La réorganisation s'opère par l'article 34 et l'énumération du domaine réservé de la loi. Art C. 37 : "les matières autres qui sont du domaine de la loi ont un caractère réglementaire", comprendre ici que toute matière qui ne relève pas de la loi appartient au pouvoir réglementaire. La compétence du Parlement est donc attributive car précisément définie. Si cette répartition apparaît logique du fait de l'importance des matières propres à la loi, on ne voit pas comment définir de manière exhaustive le domaine réglementaire qui par nature est extensif à l'infini dans la conception de la Constitution de 1958 ce qui explique un article 37 lapidaire. Il y a là une volonté politique déterminante : accorder au gouvernement les moyens de mettre en oeuvre une politique d'action, créer une certaine autonomie au domaine réglementaire, le fameux domaine "autonome". Mais ceci cache aussi une réalité politique, la suprématie du Parlement est directement remise en cause. Le Parlement n'est plus seul à définir l'intérêt général. Désormais les Ministres et la Haute administration, soumise au devoir de réserve, moins partisane (en théorie) dispose de cette compétence. La technocratie plane dans les Institutions de l'Etat.

 

Consistance de l'article 34

Ce sont avant tout les grandes branches du droit : libertés publiques, droit civil, droit pénal, procédure pénale, droit commercial, droit social, droit électoral, lois de finances, auxquelles il faut ajouter : la préservation de l'environnement depuis 2005 et depuis 2008 : la liberté, le pluralisme, l'indépendance des médias, qui auparavant étaient inclus de manière implicite dans les garanties fondamentales des libertés publiques, et les conditions d'exercice des mandats électoraux et fonctions électives des membres des assemblées délibérantes des Collectivités territoriales.

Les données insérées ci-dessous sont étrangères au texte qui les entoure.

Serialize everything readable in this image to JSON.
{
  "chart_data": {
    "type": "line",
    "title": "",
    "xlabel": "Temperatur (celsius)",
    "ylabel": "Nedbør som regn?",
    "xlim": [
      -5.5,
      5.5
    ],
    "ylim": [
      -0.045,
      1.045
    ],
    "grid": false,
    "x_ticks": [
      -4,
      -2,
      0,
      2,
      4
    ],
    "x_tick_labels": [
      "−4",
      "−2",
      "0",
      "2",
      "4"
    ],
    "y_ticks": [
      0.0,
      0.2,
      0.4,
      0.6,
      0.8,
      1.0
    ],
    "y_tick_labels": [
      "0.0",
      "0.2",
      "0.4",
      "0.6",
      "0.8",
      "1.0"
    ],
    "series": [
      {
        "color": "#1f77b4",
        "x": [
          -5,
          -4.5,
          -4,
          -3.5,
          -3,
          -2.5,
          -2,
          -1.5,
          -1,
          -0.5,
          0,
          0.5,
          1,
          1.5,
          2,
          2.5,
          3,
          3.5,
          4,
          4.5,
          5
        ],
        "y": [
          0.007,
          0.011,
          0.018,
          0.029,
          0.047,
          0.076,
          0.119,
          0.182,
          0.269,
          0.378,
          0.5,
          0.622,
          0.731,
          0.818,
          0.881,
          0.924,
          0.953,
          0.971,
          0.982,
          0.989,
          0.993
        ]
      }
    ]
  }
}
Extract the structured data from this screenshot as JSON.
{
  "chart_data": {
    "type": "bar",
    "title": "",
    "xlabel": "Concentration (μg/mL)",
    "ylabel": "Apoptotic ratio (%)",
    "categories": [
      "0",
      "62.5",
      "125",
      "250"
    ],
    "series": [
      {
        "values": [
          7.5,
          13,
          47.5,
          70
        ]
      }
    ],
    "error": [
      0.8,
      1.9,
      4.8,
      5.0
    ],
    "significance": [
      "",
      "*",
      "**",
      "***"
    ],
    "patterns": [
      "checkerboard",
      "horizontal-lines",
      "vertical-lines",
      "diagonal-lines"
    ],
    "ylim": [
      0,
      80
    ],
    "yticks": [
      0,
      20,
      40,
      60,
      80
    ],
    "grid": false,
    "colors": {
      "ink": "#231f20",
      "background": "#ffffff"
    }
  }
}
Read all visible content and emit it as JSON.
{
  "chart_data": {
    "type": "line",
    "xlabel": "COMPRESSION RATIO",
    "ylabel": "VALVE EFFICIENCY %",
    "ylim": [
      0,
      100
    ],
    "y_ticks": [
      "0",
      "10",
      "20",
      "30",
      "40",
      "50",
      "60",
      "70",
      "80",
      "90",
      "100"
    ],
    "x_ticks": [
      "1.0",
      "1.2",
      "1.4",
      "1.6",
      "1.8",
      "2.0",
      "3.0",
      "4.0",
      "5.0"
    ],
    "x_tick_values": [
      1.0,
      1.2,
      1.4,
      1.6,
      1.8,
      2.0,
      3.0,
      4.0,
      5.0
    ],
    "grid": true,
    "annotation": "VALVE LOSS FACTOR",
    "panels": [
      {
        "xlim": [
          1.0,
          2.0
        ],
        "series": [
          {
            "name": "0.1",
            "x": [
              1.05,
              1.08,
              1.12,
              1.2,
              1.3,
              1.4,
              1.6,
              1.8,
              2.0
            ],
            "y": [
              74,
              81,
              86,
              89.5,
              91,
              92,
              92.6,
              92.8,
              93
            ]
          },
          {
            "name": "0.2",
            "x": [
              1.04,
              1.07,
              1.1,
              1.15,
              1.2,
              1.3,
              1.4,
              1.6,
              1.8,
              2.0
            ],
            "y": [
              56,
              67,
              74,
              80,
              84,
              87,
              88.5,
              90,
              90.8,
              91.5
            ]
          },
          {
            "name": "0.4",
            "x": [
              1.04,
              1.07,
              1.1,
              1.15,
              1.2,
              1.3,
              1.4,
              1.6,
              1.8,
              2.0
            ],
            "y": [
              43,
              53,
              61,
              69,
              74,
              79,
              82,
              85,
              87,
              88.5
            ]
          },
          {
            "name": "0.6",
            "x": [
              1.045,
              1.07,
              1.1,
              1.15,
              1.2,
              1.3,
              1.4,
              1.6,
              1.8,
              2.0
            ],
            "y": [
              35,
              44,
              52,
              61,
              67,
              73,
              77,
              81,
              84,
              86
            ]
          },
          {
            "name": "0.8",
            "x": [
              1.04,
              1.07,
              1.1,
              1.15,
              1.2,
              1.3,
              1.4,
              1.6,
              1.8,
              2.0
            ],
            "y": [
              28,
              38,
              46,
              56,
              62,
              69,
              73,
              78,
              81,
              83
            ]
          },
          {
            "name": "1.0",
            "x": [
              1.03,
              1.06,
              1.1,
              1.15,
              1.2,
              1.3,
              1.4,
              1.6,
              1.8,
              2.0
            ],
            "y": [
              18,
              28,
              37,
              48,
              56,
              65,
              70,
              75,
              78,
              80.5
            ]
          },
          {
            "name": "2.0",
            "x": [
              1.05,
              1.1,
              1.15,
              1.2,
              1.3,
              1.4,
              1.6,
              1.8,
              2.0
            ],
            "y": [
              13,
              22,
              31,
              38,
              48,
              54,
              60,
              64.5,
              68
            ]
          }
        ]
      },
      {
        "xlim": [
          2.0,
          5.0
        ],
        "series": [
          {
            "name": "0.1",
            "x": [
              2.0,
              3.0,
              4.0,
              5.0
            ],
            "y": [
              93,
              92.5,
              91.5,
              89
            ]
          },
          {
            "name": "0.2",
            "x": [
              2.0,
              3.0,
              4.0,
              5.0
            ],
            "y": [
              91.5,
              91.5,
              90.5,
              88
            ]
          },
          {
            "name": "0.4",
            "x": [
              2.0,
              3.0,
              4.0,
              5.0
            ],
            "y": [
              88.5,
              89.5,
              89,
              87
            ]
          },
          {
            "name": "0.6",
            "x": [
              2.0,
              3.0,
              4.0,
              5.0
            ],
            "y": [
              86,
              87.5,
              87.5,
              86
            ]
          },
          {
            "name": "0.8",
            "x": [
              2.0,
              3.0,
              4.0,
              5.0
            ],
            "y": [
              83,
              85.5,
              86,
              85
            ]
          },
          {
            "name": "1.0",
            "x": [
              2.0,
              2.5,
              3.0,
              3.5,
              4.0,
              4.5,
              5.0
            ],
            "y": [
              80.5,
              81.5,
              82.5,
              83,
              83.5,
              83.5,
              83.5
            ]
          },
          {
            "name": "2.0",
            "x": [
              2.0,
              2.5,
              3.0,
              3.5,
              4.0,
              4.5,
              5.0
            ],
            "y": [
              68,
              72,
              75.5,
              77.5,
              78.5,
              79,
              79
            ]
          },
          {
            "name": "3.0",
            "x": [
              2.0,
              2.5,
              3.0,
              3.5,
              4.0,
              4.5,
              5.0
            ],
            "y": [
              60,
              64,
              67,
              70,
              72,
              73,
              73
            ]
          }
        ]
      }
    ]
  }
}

Mais par rapport à cette énumération, il convient de préciser que le domaine législatif est circonscrit dans l'expression que la loi ne peut que "fixer" ou "déterminer les principes fondamentaux". La loi se doit donc d'abandonner une partie au règlement : tout ce qui n'est pas fixer ou déterminer par les principes fondamentaux.

 

La création nécessaire du Conseil Constitutionnel pour encadrer l'hégémonie parlementaire

Un dispositif juridictionnel est conçu afin de s'assurer du respect par le législateur de la constitutionalité des lois : le Conseil Constitutionnel, même si le Conseil d'Etat n'est pas en reste, se voyant chargé de définir la séparation des domaines législatifs et réglementaires et par là, séparer législatif et exécutif. L'aspect juridictionnel est une étape fondamentale vers la cohérence des Institutions politiques de l'Etat.

 

L'interprétation Jurisprudentielle des articles 34 et 37

Conseil d'Etat et Consistutionnel ont chacun un rôle.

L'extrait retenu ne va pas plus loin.